Tchernobyl-sur-Moselle Au moment même où le Luxembourg aura besoin de toutes les ressources disponibles, sa substance économique s’écroulera. Un territoire partiellement irradié mettra le Luxembourg devant des défis économiques quasi insurmontables. Les avenues et bureaux du Kirchberg et de la Cloche d’Or seront déserts. Car comment d’acheminer quotidiennement 89 000 frontaliers français vers la capitale, alors que les voies ferroviaires et l’A31 passent à quelques kilomètres de la centrale sinistrée. Quant aux expats travaillant pour les banques et groupes internationaux, ils seront probablement évacués illico par leurs maisons-mères – comme cela avait été le cas en mars 2011 à Tokyo, alors même que la capitale nippone se situe à 240 kilomètres de distance de Fukushima. Le secteur agraire sera aux abois.

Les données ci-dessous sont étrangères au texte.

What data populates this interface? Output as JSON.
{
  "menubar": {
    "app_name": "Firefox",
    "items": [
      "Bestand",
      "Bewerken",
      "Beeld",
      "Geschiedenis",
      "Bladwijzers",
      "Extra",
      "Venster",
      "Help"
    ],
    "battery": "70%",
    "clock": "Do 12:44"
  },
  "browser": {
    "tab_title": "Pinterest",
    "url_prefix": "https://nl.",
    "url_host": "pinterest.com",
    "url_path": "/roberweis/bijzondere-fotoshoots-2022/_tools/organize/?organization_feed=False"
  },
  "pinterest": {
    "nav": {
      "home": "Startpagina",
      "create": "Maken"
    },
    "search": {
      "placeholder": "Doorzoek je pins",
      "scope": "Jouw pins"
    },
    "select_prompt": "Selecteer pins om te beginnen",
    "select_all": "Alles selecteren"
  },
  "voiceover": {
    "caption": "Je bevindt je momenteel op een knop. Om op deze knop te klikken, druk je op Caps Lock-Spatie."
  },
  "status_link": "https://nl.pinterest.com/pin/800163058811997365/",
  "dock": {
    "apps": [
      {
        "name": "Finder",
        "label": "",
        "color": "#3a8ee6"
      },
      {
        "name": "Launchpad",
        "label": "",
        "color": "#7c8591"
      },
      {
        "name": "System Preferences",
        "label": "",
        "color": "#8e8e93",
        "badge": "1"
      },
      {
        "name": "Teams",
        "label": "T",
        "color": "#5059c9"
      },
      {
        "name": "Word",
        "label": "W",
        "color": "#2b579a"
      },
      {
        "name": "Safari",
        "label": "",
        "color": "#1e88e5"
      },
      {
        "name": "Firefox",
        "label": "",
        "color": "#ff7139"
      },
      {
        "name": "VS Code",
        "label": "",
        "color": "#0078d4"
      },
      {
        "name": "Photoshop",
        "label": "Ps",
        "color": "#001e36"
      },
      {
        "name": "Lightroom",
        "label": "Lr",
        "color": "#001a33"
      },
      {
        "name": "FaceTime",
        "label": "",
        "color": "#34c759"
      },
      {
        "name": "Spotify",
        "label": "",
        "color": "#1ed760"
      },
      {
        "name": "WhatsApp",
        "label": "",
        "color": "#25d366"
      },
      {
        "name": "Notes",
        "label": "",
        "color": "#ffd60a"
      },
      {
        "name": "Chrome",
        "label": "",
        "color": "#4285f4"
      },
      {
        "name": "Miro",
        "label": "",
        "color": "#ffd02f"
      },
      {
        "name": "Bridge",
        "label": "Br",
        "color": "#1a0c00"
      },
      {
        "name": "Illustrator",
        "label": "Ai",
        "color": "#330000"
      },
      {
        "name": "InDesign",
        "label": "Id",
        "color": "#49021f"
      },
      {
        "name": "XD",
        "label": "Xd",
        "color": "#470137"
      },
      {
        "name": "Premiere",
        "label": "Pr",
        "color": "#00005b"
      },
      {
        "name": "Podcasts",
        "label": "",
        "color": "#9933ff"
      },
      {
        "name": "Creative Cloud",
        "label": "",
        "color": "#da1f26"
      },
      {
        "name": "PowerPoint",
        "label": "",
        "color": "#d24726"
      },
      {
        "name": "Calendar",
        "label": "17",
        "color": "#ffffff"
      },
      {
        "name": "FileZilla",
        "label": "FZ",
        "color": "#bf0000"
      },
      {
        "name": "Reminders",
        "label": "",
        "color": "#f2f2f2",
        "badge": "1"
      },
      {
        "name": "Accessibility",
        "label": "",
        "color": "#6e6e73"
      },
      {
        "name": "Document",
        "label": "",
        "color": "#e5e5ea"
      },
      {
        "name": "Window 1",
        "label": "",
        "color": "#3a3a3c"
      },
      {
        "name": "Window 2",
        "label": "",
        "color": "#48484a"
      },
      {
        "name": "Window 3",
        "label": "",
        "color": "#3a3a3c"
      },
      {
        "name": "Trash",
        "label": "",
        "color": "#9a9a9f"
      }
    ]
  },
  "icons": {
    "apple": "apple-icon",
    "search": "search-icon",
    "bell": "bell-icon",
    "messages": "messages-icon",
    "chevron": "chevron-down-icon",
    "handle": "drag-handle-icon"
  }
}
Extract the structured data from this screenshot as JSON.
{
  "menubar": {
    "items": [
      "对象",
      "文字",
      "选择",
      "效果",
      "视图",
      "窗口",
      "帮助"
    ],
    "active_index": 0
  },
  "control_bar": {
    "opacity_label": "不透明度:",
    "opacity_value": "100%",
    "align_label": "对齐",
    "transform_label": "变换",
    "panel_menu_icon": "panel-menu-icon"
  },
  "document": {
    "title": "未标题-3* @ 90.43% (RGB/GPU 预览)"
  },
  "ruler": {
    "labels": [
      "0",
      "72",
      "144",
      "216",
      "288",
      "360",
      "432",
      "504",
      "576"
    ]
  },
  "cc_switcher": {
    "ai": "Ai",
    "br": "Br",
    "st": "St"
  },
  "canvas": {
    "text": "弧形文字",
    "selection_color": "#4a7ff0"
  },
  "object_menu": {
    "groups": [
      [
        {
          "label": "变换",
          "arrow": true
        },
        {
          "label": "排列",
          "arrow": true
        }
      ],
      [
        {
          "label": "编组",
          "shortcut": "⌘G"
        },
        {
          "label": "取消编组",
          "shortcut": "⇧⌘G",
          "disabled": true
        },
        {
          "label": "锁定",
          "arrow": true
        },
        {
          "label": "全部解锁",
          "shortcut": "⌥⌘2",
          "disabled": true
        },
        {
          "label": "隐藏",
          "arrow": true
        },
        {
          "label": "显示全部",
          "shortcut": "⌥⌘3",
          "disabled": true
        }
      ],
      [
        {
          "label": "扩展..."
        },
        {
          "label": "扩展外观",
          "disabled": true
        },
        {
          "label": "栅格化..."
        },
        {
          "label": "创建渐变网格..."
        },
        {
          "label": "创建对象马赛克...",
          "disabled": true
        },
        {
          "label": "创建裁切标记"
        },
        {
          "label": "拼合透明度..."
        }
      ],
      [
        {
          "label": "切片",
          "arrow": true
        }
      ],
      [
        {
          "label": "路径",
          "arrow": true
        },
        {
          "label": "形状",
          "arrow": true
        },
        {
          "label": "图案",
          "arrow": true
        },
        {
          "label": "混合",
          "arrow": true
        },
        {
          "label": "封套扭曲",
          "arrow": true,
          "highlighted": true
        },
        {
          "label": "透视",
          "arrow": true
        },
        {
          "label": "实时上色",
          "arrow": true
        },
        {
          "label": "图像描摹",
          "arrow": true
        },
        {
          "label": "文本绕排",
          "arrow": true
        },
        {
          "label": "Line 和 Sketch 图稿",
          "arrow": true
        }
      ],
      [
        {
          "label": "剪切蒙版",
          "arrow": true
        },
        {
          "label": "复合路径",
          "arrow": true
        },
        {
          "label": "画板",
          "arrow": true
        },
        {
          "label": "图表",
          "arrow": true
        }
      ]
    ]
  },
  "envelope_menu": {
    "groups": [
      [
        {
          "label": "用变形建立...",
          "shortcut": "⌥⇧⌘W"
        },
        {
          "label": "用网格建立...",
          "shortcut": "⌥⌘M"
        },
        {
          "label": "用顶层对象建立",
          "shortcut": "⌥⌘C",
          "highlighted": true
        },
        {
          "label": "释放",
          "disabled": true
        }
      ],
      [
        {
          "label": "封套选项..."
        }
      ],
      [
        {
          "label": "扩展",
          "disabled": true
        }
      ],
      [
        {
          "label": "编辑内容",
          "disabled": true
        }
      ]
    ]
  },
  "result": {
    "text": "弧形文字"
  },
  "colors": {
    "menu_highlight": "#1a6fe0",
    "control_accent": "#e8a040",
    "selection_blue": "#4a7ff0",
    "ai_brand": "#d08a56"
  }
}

Car vers où exporter le Rivaner et Crémant « Appellation d’origine protégée – Moselle luxembourgeoise » et le lait estampillé Luxlait, une fois les noms du pays et du fleuve associés à la contamination radioactive ?

La diaspora luxembourgeoise, qui naîtrait d’un désastre nucléaire, serait un peuple sans terre… mais hautement endetté. La BCEE, Bil, BGL, Raiffeisen et l’ING (qui, ensemble, détiennent 90 pour cent des crédits immobiliers résidentiels) seront confrontés à des milliards d’euros de prêts immobiliers devenus, du jour au lendemain, toxiques. L’État luxembourgeois, qui est actionnaire de quatre de ces cinq banques, devra donc éponger les dettes. Or plusieurs décennies après la « restructuration sidérurgique », les habitants du Centre et du Nord referont-ils preuve de « solidarité nationale » vis-à-vis des nouveaux parias du Sud ? À la réunion annuelle du Codirpa de juin 2016, un fonctionnaire du ministère de l’Intérieur français faisait un débriefing de ses séjours au Japon : « Les catastrophes naturelles ressoudent et renforcent la société. A contrario, sur l’impact nucléaire, c’est un peu le contraire », expliquait-il. Puis d’évoquer « des gens qui ont été déplacés, qui n’ont pas été acceptés et qui ont été considérés comme des pestiférés ».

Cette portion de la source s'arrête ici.